Refers to the process in which a long-standing left-to-right cardiac shunt caused by a congenital heart defect causes pulmonary hypertension, and eventual reversal of the shunt into a cyanotic right-to-left shunt.
It is typically caused by a ventricular septal defect, atrial septal defect, or less commonly, patent ductus arteriosus.
With the use of fetal screening echocardiography early in life, its incidence has decreased.
In a pregnancy it can cause serious complications, including mortality that ranges from 30% to 60%.
Pregnancy associated Eisenmenger’s syndrome and may be related to fainting spells, venous embolization, hypovolemia, coughing up blood and preeclampsia.
Most deaths in pregnancy from Eisenmenger’s syndrome occur either during or within the first weeks after delivery.
Pregnant patients with Eisenmenger syndrome should be hospitalized after the 20th week of pregnancy, or earlier if clinical deterioration occurs
Findings with Eisenmenger syndrome include.:
High red blood cell count
Clubbing of the digits.
Abnormal heart rhythms
A low index or percentage of cardiac output ejected through a shunt is harmless.

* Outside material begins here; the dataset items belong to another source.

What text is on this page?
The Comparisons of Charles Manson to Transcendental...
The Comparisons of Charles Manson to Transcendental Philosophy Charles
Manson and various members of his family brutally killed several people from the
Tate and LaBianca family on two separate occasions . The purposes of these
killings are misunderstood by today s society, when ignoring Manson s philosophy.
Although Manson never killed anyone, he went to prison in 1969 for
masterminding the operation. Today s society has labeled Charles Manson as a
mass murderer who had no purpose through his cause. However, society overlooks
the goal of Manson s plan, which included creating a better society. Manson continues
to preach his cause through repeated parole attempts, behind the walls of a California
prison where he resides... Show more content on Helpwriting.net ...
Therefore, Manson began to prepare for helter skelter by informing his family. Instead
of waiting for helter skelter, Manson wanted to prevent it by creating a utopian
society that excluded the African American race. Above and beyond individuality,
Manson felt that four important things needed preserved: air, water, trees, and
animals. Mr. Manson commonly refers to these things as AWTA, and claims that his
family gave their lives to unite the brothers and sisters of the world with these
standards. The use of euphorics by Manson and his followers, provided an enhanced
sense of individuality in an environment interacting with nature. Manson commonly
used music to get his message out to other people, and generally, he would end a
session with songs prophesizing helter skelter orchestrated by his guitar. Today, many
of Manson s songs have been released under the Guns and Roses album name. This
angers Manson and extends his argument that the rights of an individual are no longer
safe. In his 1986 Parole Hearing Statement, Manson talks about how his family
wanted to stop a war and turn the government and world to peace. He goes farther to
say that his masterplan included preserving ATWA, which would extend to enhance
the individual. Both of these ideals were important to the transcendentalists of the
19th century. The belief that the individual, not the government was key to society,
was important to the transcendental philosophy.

A high index or percentage of cardiac output ejected through a left-to-right shunt heralds Eisenmenger’s syndrome.
Increased right-sided blood volume and pressure causes damage to the pulmonary capillaries, causing them to be replaced with scar tissue.
Scar tissue does not contribute to oxygen transfer, therefore decreasing the useful volume of the pulmonary vasculature.
The scar tissue is less flexible and the decreased compliance of the lung tissue, caused further increases in pulmonary blood pressure, and the weakened heart must pump harder.
The damage is considered irreversible, even if the underlying heart defect is corrected.
The increased resistance and decreased compliance of the pulmonary vessels, elevated pulmonary pressures causes the right heart to hypertrophy.
When right ventricular hypertrophy causes right heart pressures to exceed that of the left heart, the Eisenmenger’s syndrome begins.
Increased right ventricular heart pressures lead to reversal of blood flow through the shunt, as blood moves from the right side of the heart to the left side.
As a consequence, deoxygenated blood returning from the body bypasses the lungs through the reversed shunt and proceeds directly to systemic circulation, leading to cyanosis and resultant organ damage.
A right-to-left shunt, causes reduced oxygen saturation in the arterial blood due to mixing of oxygenated blood returning from the lungs with the deoxygenated blood returning from systemic circulation.
This decreased oxygen saturation sensed by the kidneys, results in a compensatory increase in erythropoietin production and an increased production of red blood cells.
The increased systemic reticulocyte count, risks a hyperviscosity syndrome as reticulocytes are less efficient at carrying oxygen as mature red cells, and they are less deformable, causing impaired transit through capillary beds.
This hyperviscosity contributes to the death of pulmonary capillary beds.
With Eisenmenger’s syndrome there is the possibility of both uncontrolled bleeding due to damaged capillaries and high pressure, as well as spontaneous clots due to hyperviscosity and stasis of blood.
Management: If the defect in the heart is identified before it causes significant pulmonary hypertension, it can normally be repaired through surgery, preventing the disease.
After pulmonary hypertension is sufficient to reverse the blood flow through the defect, the maladaptation is considered irreversible, and a heart–lung transplant or a lung transplant with repair of the heart is the only curative option.
If catheterization assessment of the pulmonary artery pressure indicates its two thirds of systemic pressure that will preclude repair of the defects.
Transplantation is only for patients with poor prognosis and quality of life.
5-year and 10-year transplantation survival ranges between 70% and 80%, 50% and 70%, 30% and 50%, respectively.
The average life expectancy of patients after lung transplantation is as low as 30% at 5 years, patients with reasonable functional status related to Eisenmenger syndrome have improved survival with conservative medical care compared with transplantation.
Air filters for intravenous lines are recommended for persons with Eisenmenger’s syndrome to reduce the risk of accidental introduction of air into the veins due to the increased risk for paradoxical air embolism.